Their neighbor would always wear a deep green dress with a pattern of sparkling lettuce printed on it, gardening gloves, and a green wide brimmed hat with a veil to block out all traces of sunlight. She wore this apparel because the pattern of the lettuce on her dress would lure the growing plants to life. She couldn’t make it come up any other way…she was a witch!
The couple would watch her and make little jokes about her crazy antics and the way she decorated her yard and home. Even though they had animosity towards the witch, their jokes never went so far as to say an evil thing about her. Whenever they tried, they bit their tongue, sometimes so hard it bled. Hanging on a silver nail in the witch’s house were scissors, put there to prevent evil things to be said about her behind her back. The scissors are a hex to clip the tongues of any malevolent neighbors. Rapunzel’s parents laughed and talked about how amazingly old the witch must have been.
One evening while visiting their friends across town, the couple drank five bottles of homemade wine and decided to run through the mud as they hit each other with cattails growing by the side of the creek. They remember frolicking this way the night Rapunzel was conceived.
Soon, the carpenter’s wife began to feel very sick and all she could think about was the witch’s lettuce. Rapunzel’s father tried to get her mother to eat but she wouldn’t. She would break down sobbing, then vomit, and plead for the witch’s lettuce.
At night she would stay awake with her fists clenched and all her muscles strung like a wire. She stared at the ceiling as she tossed, trying to find a comfortable position. Keeping her husband awake, she constantly pleaded for him to get her the witch’s lettuce.
After work one day, he entered his newly dark life of a messy house as his crazy pregnant wife stared listlessly out the window at the lettuce. Her once nubile body was now thin and gaunt save for her bloated abdomen. Her once shiny, long golden ringlets were now a mess of faded corn silk.
Her eyes which were once brigh
t blue had turned lightless. It was too much for him to take. He disliked being reduced to stealing the witch’s lettuce but he decided that night to sneak into the garden for his ailing bride. The witch’s property was surrounded by a ninety foot tall wrought iron fence . Silver cupids danced their frozen minuet in exact patterns throughout the intricate swirls and iron leaves.
Every so often a jewel would gleam at him from the pattern entwined in iron. The crescent moon looked like a discarded fingernail but was his only light source. The shadows the fence cast were long, black, ominous, and seemed to be ever-changing. Crickets chirped in the bushes all around him.

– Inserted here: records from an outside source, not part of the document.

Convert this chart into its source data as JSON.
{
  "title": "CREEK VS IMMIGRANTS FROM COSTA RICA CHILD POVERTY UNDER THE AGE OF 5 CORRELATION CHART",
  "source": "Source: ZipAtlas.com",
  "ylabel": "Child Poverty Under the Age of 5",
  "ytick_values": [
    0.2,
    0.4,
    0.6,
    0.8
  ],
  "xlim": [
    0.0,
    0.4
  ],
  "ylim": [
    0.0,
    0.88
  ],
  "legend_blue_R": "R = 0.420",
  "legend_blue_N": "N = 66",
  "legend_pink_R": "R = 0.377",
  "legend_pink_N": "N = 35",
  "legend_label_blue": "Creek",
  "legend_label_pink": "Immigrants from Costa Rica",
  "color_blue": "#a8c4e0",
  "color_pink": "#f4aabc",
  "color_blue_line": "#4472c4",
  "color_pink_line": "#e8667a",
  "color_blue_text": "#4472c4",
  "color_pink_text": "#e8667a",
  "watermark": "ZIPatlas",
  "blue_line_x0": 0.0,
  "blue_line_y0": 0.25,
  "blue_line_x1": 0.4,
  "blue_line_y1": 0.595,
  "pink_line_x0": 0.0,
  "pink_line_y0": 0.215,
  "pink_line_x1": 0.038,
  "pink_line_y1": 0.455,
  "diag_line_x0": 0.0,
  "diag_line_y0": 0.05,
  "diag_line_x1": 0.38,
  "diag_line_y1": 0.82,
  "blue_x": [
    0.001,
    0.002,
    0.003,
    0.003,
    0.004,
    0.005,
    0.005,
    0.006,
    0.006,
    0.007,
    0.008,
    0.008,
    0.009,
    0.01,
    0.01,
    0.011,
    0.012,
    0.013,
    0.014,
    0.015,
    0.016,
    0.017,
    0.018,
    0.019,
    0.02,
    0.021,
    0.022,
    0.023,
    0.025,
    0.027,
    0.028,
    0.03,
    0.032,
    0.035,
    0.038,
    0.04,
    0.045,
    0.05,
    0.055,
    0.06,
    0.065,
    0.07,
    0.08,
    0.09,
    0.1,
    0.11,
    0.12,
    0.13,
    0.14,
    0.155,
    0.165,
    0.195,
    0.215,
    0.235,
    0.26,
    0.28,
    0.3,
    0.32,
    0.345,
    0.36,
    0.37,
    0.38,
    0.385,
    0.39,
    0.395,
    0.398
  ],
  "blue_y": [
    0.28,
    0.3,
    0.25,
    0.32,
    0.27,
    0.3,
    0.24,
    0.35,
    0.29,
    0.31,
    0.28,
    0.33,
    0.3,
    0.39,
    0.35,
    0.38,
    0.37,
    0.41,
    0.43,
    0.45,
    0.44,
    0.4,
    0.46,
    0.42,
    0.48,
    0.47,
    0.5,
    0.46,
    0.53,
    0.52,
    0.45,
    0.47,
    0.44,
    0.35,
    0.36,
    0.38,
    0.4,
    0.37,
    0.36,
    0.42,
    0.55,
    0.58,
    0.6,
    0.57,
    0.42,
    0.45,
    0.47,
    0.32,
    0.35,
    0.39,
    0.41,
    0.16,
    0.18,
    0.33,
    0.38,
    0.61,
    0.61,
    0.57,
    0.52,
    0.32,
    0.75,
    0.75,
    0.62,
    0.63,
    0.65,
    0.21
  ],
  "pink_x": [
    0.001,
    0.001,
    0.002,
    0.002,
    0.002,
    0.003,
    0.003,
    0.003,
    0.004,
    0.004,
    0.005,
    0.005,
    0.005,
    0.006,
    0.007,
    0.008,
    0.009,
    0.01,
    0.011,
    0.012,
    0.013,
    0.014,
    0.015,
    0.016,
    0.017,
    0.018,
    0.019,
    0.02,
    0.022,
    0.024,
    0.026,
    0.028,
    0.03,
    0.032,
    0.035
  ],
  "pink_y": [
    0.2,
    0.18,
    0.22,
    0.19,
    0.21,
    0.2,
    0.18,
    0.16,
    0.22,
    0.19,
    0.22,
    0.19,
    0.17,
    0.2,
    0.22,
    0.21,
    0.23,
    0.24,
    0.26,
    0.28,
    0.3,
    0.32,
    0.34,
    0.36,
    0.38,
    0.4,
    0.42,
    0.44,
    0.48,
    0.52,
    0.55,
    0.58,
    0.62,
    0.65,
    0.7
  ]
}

Breezes tossed his hair ever so slightly and horses snorted sleepily in the
pasture nearby. Behind the witch’s fence, everything was still and silent, seeming waiting with baited breath for his intrusion.
The carpenter took his shovel and dug under the fence, praying all the while. The soil on the witch’s side of the fence was rich and black and made his internal organs feel like they were being smothered by a warm wet quilt. Despite this, he was able to run to the lettuce patch and throw as many as he could fit into the pillowcases he had brought. He then scurried under the fence like a rat and threw the dirt back into the hole he created. The witch’s soil he dug earlier was now dirt. Only the witch’s garden contained rich soil; he and everyone else had to make do with dirt.